Friday, June 16, 2006

May all my rejected essay proposals become blogposts....















Lisa Lapinski, a Los Angeles-based artist, exhibits a marked fascination with esoteric systems of thought and the limits of language in her installation and sculptural work. For her Art Center graduate exhibition “Armstrong Visions Solarian: Regina and Opium Have Dormitive Virtue” (2000) Lapinski investigated the artistic practices of philosophers who also happened to make diagrammatic drawings, such as Charles Sanders Pierce and Jacques Lacan. Lapinski’s monumental new sculpture Night Stand, which was exhibited in the 2006 Whitney Biennial, continues this investigation by limning the boundaries of religious systems of knowledge and the “ecstatic states” of the United Society of Believers, otherwise known as the Shakers.

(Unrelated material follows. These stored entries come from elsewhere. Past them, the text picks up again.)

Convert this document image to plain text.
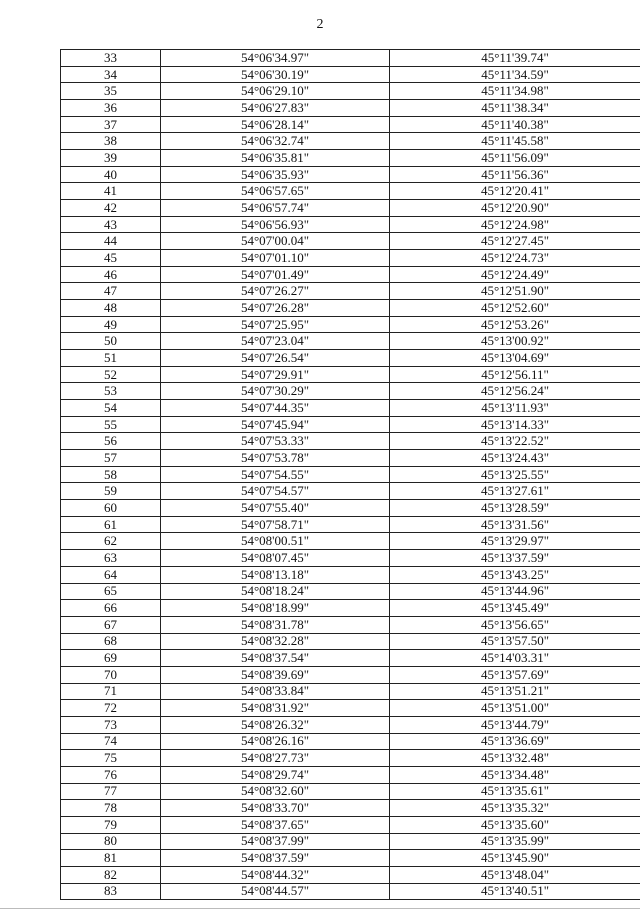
2
33	54°06'34.97"	45°11'39.74"
34	54°06'30.19"	45°11'34.59"
35	54°06'29.10"	45°11'34.98"
36	54°06'27.83"	45°11'38.34"
37	54°06'28.14"	45°11'40.38"
38	54°06'32.74"	45°11'45.58"
39	54°06'35.81"	45°11'56.09"
40	54°06'35.93"	45°11'56.36"
41	54°06'57.65"	45°12'20.41"
42	54°06'57.74"	45°12'20.90"
43	54°06'56.93"	45°12'24.98"
44	54°07'00.04"	45°12'27.45"
45	54°07'01.10"	45°12'24.73"
46	54°07'01.49"	45°12'24.49"
47	54°07'26.27"	45°12'51.90"
48	54°07'26.28"	45°12'52.60"
49	54°07'25.95"	45°12'53.26"
50	54°07'23.04"	45°13'00.92"
51	54°07'26.54"	45°13'04.69"
52	54°07'29.91"	45°12'56.11"
53	54°07'30.29"	45°12'56.24"
54	54°07'44.35"	45°13'11.93"
55	54°07'45.94"	45°13'14.33"
56	54°07'53.33"	45°13'22.52"
57	54°07'53.78"	45°13'24.43"
58	54°07'54.55"	45°13'25.55"
59	54°07'54.57"	45°13'27.61"
60	54°07'55.40"	45°13'28.59"
61	54°07'58.71"	45°13'31.56"
62	54°08'00.51"	45°13'29.97"
63	54°08'07.45"	45°13'37.59"
64	54°08'13.18"	45°13'43.25"
65	54°08'18.24"	45°13'44.96"
66	54°08'18.99"	45°13'45.49"
67	54°08'31.78"	45°13'56.65"
68	54°08'32.28"	45°13'57.50"
69	54°08'37.54"	45°14'03.31"
70	54°08'39.69"	45°13'57.69"
71	54°08'33.84"	45°13'51.21"
72	54°08'31.92"	45°13'51.00"
73	54°08'26.32"	45°13'44.79"
74	54°08'26.16"	45°13'36.69"
75	54°08'27.73"	45°13'32.48"
76	54°08'29.74"	45°13'34.48"
77	54°08'32.60"	45°13'35.61"
78	54°08'33.70"	45°13'35.32"
79	54°08'37.65"	45°13'35.60"
80	54°08'37.99"	45°13'35.99"
81	54°08'37.59"	45°13'45.90"
82	54°08'44.32"	45°13'48.04"
83	54°08'44.57"	45°13'40.51"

The Shakers’ rational systems of religious knowledge and irrational ecstatic states found their material corollaries in the sober earthiness of their furniture and the wild otherworldliness of their drawings. But what would happen, Lapinski wondered, if Shaker furniture were subject to the same ecstatic production techniques as the Shaker drawings? Night Stand is a testament to this idea, incorporating motifs from various disciplines (architecture, woodwork, painting) and religions (Christianity, Judaism, paganism) to create a critical work of art that masquerades as a devotional object. Night Stand incorporates Art-Deco sculpture, Jewish Stars of David, and impressionistic painting; it takes the form of a large piece of furniture, yet sections of the woodwork remain unfinished and none of the drawers function; if viewed from above, the sculpture’s shape resembles a swastika; if viewed from the side, its skeletal construction is revealed. How do such artifacts and symbols frustrate communication and rational systems of material production?